Berlin, Dec 10 (AFP/APP):Germany’s new government is planning to earmark 60 billion euros ($68 billion) to fund “future investment” including its plans to tackle climate change, Finance Minister Christian Lindner said on Friday.
The money will be taken from funds approved to help the government tackle the coronavirus pandemic but which “have not been used”, said Lindner in his first major announcement since taking office on Wednesday.
The government had signed off a plan to borrow 240 billion euros in 2021 to finance measures to lessen the impact of the pandemic on businesses but will now only need 180 billion euros.
Germany’s coalition government of the Social Democrats (SPD), Greens and liberal FDP has announced ambitious plans to tackle climate change, including ending coal power and generating 80 percent of electricity from renewables by 2030.

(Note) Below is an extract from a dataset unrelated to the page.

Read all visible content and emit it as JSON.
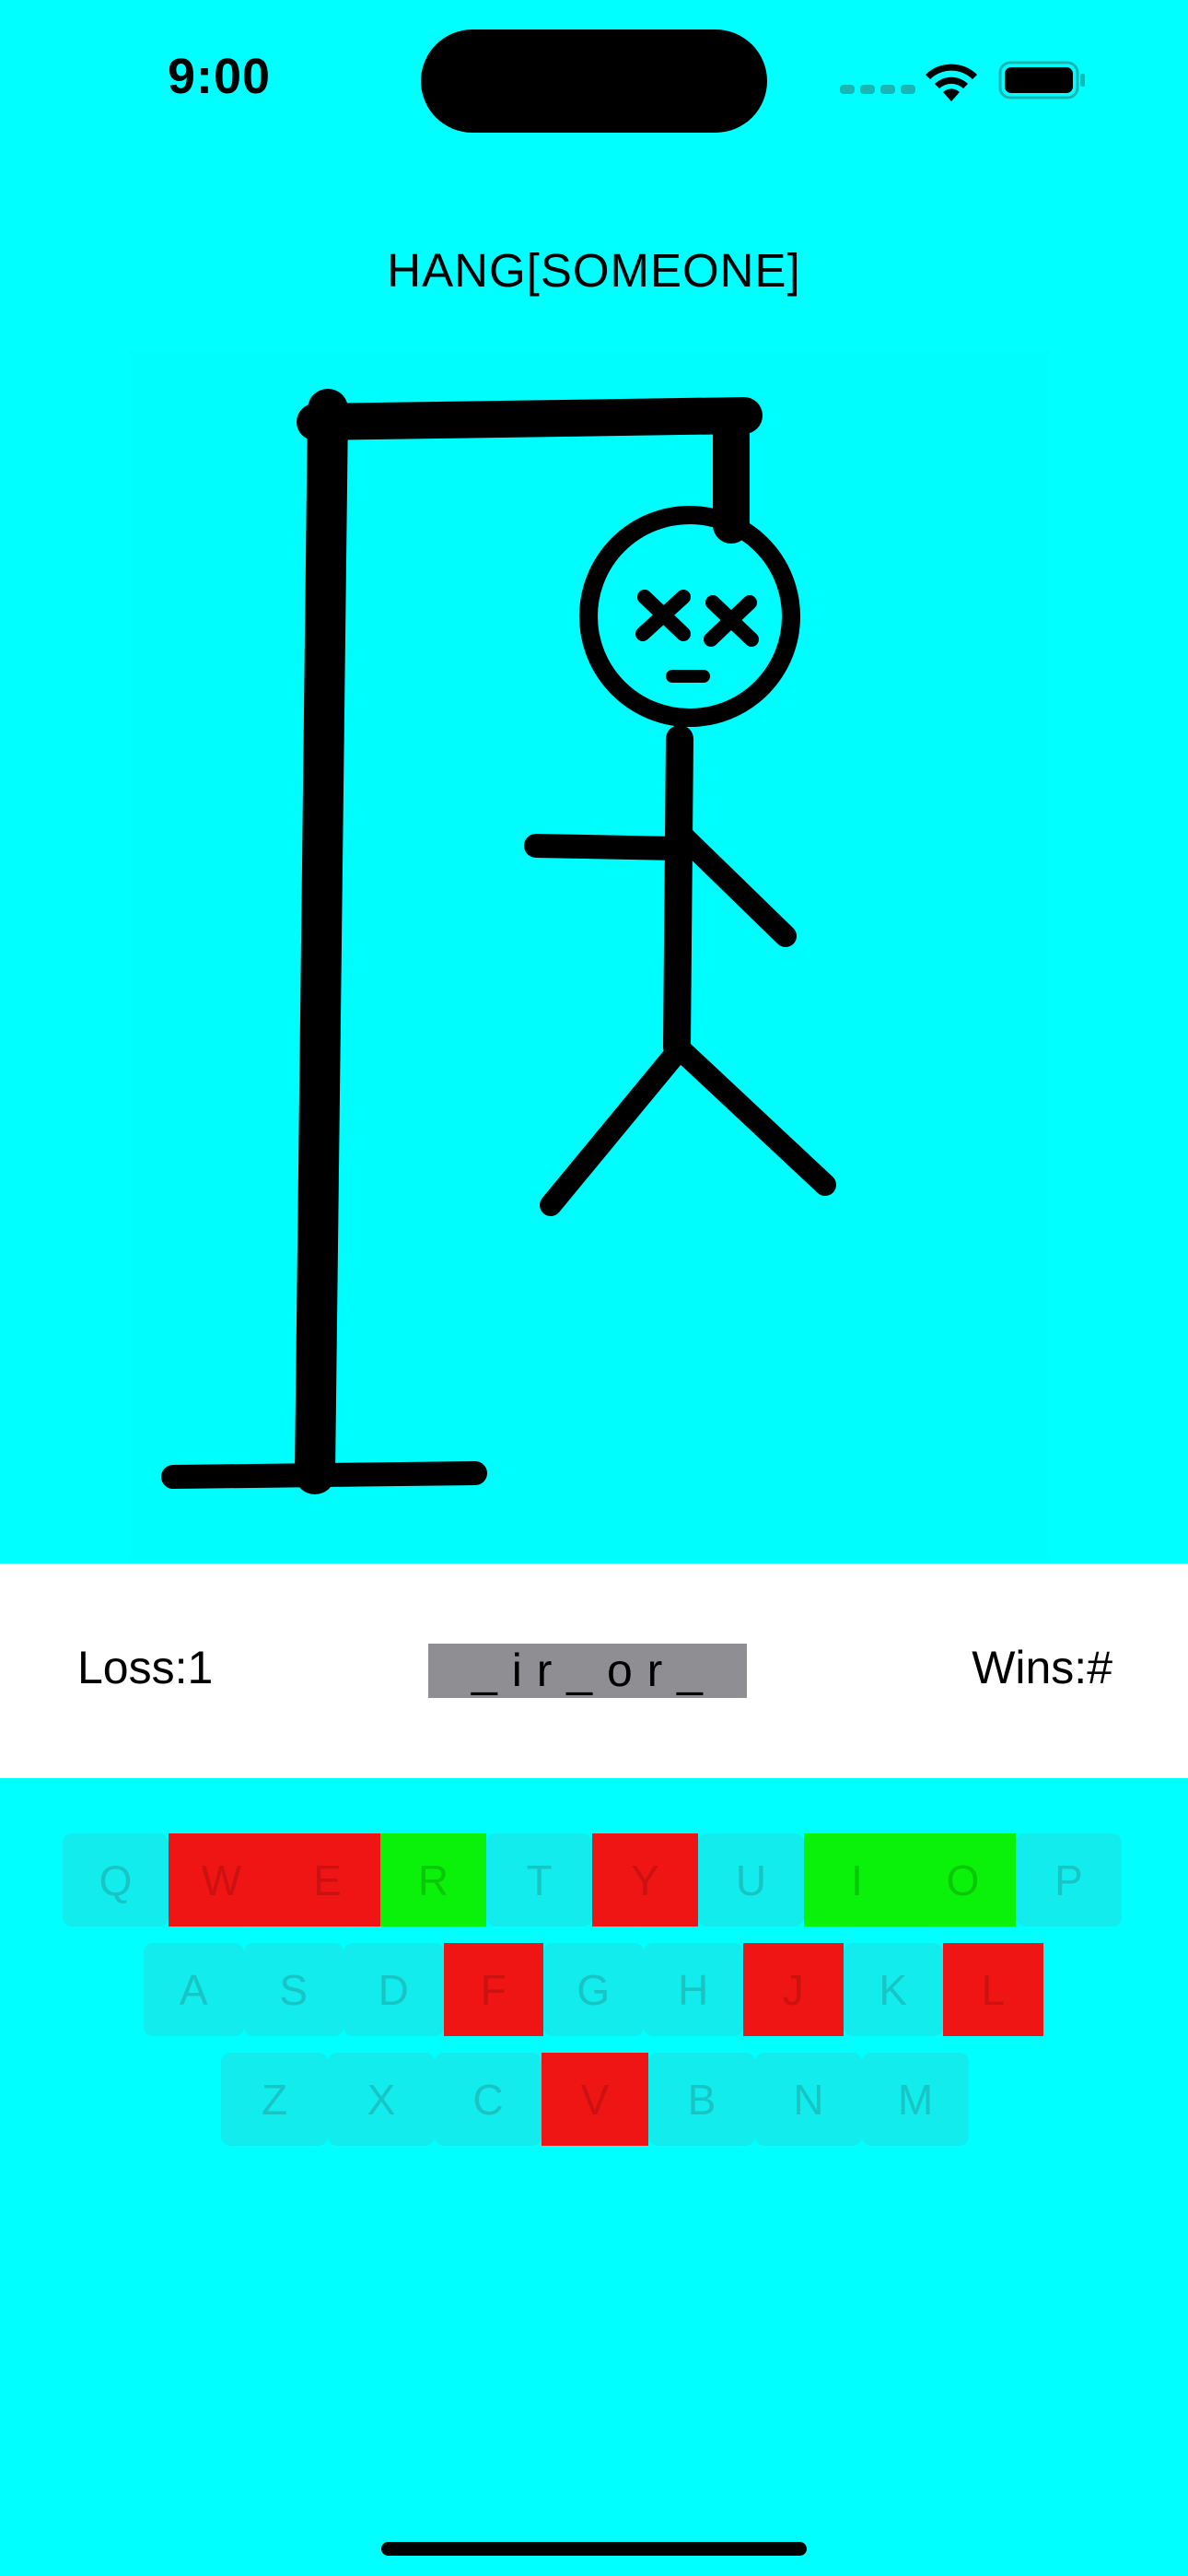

With an eye on the powerful automotive industry, the parties have also resolved to put 15 million fully electric cars on the road by 2030, up from just over 500,000 currently.
Lindner said the new funds would also be used to invest in the “digitalisation” of the German economy.
The plans will be presented to the cabinet on Monday, he said.
– Debt brake –
With the new government pledging not to raise taxes or take on new debt, many have questioned how it intends to pay for investments in modernising the country and tackling climate change.
During the three-way coalition negotiations, the centre-left SPD and the Greens had initially proposed more flexibility on fiscal policy.
But Lindner’s pro-business FDP succeeded in pushing for a tougher stance on public finances.
The coalition has promised a return to the so-called debt brake — a rule enshrined in the constitution that normally limits Germany’s public deficit to 0.35 percent of overall annual economic output — by 2023.
The debt brake was lifted to help fight the coronavirus pandemic.
“Only by ensuring stable finances can we meet the requirement of fairness between the generations,” Lindner said on Friday.
The reallocation of funds has drawn criticism from the opposition, with some questioning whether the move is compatible with the German constitution.
Christian Haase of the conservative CDU said the move was “questionable under budgetary law… It remains to be seen whether it will stand up to legal scrutiny.”
But a source at the finance ministry said the former conservative-led government had done the same thing with its 130-billion-euro recovery fund launched in June 2020, after the first wave of the coronavirus.